# Planting Trees



## daworz (Jan 24, 2006)

Ok i owne property in Kentucky, And it all open ground except for a area of Hard woods about 30 arcers. I was wondering if i could go down and remove trees from the woods and plant in the open field, and get them started before we build, that would have at least a couple of years time to get astablised?


----------



## terrysway (Jan 30, 2007)

daworz,

Anytime you transplant something to a totally different environmental condition like that you are liking for trouble.


----------



## mdvaden (Aug 16, 2004)

Its still early enough.

You might try checking my transplanting page...

http://www.mdvaden.com/transplanting.shtml

Sunburn protection may be essential bringing them out of the woods.

If you read that page, go to advice, then open the one menu for the sunburn and watering topics, too.


----------



## calypso (Dec 8, 2004)

mdvaden that is a good website. I wish I read it before I moved my apple tree.


----------



## milos (Jan 15, 2007)

*Help :What trees or scrubs you recomended?*

I am from SC ,Zone 8.
I am looking for fast growing trees or scrubs about min.11 feet max 15 feet tall.
My sugestion is lugistrum Japonica,thuja green giant but I planed to cutt it.But I am scared how it is gone look?Or Nellie Stevens Hollies ?Thuja green spleador?
PH is about 6.5. I am looking for easy rapidfast grower and nice looking tree .Trees will be behind the fence so it is not easy access.
Or maybe you have better idea?
And another question :How meny years the tree will grow 11 feet tall?
Thank you very very much


----------



## mdvaden (Aug 16, 2004)

milos said:


> I am from SC ,Zone 8.
> I am looking for fast growing trees or scrubs about min.11 feet max 15 feet tall.
> My sugestion is lugistrum Japonica,thuja green giant but I planed to cutt it.But I am scared how it is gone look?Or Nellie Stevens Hollies ?Thuja green spleador?
> PH is about 6.5. I am looking for easy rapidfast grower and nice looking tree .Trees will be behind the fence so it is not easy access.
> ...


What made you think there is a fast growing tree that only gets 11 to 15 feet tall?
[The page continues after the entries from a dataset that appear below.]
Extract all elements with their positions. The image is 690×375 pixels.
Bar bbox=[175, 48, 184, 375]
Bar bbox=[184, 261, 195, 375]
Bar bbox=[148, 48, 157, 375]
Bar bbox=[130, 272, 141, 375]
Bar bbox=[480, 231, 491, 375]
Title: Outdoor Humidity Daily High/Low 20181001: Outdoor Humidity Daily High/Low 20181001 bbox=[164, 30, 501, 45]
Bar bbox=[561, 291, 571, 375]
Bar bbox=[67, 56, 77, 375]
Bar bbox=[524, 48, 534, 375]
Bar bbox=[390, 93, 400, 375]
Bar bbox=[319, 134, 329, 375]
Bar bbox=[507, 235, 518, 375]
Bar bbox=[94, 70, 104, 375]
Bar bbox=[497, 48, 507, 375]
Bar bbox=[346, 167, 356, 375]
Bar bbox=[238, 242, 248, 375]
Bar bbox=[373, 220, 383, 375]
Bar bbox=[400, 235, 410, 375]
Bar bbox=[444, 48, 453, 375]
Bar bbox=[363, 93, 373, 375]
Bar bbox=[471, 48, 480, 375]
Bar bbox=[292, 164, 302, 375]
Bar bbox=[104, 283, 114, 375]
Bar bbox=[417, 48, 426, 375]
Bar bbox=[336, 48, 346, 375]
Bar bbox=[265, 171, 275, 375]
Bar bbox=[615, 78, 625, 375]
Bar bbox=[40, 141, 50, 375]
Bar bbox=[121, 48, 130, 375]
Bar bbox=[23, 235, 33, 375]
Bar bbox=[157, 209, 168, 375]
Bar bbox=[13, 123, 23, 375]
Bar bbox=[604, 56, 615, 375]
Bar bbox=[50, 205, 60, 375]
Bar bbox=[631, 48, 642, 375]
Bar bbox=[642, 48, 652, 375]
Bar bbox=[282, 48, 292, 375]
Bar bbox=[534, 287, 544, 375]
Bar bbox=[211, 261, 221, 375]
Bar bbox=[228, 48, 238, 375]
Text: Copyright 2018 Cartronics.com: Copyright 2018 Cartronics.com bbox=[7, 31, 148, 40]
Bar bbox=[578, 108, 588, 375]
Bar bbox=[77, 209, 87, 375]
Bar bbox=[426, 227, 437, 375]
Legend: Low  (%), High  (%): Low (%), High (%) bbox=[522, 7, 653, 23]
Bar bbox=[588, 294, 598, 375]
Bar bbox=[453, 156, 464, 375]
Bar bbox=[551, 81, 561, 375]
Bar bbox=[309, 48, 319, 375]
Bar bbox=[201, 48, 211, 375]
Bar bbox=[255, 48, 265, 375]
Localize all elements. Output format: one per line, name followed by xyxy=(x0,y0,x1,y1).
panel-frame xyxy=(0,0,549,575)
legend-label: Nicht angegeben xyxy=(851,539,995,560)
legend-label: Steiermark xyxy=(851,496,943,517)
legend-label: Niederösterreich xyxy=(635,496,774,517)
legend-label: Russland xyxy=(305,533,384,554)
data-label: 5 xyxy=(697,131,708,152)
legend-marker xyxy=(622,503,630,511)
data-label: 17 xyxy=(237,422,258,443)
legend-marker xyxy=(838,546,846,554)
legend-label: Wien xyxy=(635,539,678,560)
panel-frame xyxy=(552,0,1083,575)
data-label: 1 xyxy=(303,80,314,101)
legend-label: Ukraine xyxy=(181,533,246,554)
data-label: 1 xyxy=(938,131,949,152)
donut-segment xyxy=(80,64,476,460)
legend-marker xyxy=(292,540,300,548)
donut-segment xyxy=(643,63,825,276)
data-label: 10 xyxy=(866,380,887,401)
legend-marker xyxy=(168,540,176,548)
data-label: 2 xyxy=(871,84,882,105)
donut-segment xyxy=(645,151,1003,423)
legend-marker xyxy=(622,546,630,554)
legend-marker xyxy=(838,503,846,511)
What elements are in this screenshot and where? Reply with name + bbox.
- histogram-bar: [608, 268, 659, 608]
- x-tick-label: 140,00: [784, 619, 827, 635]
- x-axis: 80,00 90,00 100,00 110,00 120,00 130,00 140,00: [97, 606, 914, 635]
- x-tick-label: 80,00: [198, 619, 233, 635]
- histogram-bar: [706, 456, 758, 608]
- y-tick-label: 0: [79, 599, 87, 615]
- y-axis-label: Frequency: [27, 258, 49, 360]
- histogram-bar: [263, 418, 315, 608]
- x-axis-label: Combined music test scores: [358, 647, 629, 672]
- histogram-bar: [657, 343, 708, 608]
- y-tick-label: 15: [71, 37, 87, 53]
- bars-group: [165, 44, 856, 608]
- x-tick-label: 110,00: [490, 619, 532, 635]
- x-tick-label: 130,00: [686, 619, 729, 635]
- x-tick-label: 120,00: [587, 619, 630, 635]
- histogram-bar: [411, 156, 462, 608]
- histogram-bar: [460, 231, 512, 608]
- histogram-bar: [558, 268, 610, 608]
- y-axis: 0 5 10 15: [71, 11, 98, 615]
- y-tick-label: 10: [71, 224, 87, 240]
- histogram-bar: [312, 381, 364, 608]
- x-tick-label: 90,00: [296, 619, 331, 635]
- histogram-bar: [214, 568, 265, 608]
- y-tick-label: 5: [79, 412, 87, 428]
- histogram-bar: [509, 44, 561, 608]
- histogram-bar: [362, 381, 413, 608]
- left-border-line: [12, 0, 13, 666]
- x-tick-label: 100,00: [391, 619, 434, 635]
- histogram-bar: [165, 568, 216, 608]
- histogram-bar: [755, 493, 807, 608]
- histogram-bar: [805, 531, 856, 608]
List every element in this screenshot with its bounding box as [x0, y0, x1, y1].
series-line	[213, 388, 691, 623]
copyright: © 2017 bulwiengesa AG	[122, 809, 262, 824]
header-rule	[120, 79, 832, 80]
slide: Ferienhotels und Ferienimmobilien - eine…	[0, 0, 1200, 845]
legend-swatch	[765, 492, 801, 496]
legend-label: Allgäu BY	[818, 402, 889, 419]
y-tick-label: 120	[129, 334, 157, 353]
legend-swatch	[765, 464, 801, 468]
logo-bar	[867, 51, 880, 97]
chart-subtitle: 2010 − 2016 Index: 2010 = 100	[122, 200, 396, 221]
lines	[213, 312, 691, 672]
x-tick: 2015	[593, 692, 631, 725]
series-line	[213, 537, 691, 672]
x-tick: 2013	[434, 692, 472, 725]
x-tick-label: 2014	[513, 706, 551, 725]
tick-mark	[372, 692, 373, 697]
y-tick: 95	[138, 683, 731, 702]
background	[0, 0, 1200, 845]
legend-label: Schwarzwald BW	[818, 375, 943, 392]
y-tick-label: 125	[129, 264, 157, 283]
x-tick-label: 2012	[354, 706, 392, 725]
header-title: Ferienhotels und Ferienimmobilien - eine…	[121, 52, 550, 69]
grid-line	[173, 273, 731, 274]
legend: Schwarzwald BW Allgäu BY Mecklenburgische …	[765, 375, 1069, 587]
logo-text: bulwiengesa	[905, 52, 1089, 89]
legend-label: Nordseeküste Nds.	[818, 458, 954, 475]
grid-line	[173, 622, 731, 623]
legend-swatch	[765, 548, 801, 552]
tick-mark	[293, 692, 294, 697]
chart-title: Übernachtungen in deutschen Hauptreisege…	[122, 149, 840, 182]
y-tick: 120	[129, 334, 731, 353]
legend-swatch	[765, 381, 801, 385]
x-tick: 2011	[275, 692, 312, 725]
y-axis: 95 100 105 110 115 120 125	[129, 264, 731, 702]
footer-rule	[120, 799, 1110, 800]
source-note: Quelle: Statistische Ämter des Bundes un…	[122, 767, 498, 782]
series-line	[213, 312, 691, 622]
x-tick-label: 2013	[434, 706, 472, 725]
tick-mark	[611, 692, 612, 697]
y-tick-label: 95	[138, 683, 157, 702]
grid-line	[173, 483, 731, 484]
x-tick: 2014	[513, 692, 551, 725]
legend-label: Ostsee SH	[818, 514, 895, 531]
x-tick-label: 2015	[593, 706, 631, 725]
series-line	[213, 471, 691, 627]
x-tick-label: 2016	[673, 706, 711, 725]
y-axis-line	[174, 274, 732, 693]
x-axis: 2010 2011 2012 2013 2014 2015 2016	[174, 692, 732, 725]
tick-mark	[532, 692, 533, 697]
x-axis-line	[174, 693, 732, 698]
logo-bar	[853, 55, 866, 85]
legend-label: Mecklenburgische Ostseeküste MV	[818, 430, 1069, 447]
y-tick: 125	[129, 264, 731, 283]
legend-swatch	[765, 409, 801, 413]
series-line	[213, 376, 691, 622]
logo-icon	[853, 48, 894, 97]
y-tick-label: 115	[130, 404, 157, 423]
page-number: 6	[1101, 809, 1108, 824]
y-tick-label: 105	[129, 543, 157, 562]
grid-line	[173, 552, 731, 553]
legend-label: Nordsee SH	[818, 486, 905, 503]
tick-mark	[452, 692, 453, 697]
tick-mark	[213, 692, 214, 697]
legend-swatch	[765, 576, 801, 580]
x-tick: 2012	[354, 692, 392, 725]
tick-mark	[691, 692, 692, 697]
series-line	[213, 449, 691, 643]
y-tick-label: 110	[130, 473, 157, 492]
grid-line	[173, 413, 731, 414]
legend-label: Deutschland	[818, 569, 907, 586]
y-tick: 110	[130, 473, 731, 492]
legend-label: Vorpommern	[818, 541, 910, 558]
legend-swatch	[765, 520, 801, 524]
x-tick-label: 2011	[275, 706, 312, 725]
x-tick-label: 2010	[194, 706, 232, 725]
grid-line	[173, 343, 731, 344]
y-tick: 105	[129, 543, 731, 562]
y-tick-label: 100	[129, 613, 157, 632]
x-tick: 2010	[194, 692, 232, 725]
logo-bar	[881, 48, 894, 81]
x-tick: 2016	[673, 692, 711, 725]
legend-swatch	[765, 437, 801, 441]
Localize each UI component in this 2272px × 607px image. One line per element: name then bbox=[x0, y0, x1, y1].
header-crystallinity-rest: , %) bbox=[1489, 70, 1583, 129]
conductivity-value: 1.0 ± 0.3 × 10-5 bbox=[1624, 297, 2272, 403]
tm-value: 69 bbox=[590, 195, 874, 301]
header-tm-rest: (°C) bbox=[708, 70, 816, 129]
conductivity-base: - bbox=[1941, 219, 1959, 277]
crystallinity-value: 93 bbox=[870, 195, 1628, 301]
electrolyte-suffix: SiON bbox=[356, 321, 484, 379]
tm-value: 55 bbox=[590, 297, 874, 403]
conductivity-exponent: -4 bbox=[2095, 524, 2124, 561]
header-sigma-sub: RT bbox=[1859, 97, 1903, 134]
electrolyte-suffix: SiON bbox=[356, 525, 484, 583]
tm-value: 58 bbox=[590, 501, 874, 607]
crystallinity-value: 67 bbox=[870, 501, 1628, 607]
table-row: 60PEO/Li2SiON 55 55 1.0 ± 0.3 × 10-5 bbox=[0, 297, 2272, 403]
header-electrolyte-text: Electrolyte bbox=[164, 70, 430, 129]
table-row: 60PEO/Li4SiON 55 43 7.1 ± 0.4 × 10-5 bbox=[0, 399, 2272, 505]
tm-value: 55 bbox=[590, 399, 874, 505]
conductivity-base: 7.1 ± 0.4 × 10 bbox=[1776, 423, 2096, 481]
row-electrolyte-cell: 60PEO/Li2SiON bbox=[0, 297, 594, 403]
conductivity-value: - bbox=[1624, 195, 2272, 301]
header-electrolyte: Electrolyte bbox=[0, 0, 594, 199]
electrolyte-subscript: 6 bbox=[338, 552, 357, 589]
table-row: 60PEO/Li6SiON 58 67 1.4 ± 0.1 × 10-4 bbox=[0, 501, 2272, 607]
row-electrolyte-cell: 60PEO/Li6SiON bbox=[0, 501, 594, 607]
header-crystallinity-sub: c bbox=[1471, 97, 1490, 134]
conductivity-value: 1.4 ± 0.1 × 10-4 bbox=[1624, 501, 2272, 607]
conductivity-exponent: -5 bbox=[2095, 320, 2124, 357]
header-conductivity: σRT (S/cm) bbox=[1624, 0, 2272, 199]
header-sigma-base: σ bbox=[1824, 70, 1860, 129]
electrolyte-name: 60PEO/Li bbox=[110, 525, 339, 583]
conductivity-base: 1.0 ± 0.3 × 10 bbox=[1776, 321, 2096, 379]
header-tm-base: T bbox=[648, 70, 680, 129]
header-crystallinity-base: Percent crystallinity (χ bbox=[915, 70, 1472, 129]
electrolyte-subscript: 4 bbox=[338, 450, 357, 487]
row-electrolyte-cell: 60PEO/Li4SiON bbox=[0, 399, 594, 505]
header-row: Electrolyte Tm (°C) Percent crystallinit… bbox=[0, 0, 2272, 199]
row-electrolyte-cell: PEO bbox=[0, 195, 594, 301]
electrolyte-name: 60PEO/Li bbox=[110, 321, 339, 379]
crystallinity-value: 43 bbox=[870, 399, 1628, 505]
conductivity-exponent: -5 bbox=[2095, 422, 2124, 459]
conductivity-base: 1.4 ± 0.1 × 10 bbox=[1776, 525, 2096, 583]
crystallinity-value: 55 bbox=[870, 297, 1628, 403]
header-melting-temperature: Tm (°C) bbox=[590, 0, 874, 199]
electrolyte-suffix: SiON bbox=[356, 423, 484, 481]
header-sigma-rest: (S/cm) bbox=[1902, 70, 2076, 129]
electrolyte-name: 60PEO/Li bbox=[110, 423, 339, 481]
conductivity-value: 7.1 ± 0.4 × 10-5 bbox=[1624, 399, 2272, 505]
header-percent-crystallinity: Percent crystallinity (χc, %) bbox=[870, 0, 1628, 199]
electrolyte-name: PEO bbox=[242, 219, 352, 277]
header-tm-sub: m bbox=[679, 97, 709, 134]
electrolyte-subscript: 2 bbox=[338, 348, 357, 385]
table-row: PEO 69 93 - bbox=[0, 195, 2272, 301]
Even a slow growing tree is not going to stop at a certain height. Trees grow every year unless they die.


----------



## charford (Apr 22, 2007)

It is definitely possible to move a tree, I do it every day. The real question is how big are the trees you want to move, what kind of equiptment do you have, and what kind of trees are they.

Trees of almost all sizes can be moved its just a matter of if it is cost effective. 

The bigger the tree, the more dirt and root structure you have to take with it. Typically a 2 in caliper tree needs around a 28in ball of dirt. 3 in caliper tree needs 32 in etc etc etc.... 

If you can get me the specifics I can let you know exactly what kind of time and equiptment you need. Most, if not all, of the time it is probably more economical and cost effective to get the exact trees that you want in your yard delievered and installed by a local nursery (Balled and Burlapped if you want them to live a long time). I think you will find for the same price of moving a less than ideal specimen timber tree, you will be able to get a gorgeous shade or ornamental tree that is already 2 or 3 in caliper.


----------



## theartisan (Apr 16, 2007)

where are you? I live in indiana, and every year (in the fall) the conservation department sells 2-5 year (i'm not sure of the age but they are relatively small) sapplings for $1 each. they have a lot of species. i think the only cath is you have to buy at least 20.


----------



## marverick (Apr 24, 2007)

Don't bother with the conservation department, they are beyond tiny. People don't realize how long it takes a tree to grow! The liners we plant on our nursery are already 7 years old when we plant them, and we keep them in the ground for another 5 or so years before they go out on most jobs.

The conservation trees are a great thing but they arent really meant for house lots, they are meant for agricultural areas, planting in or around the woods, etc etc. They tend to have a high mortality rate and usually end up getting destroyed by deer or other things. You can get great trees often for reasonable prices if you just know what to buy.


----------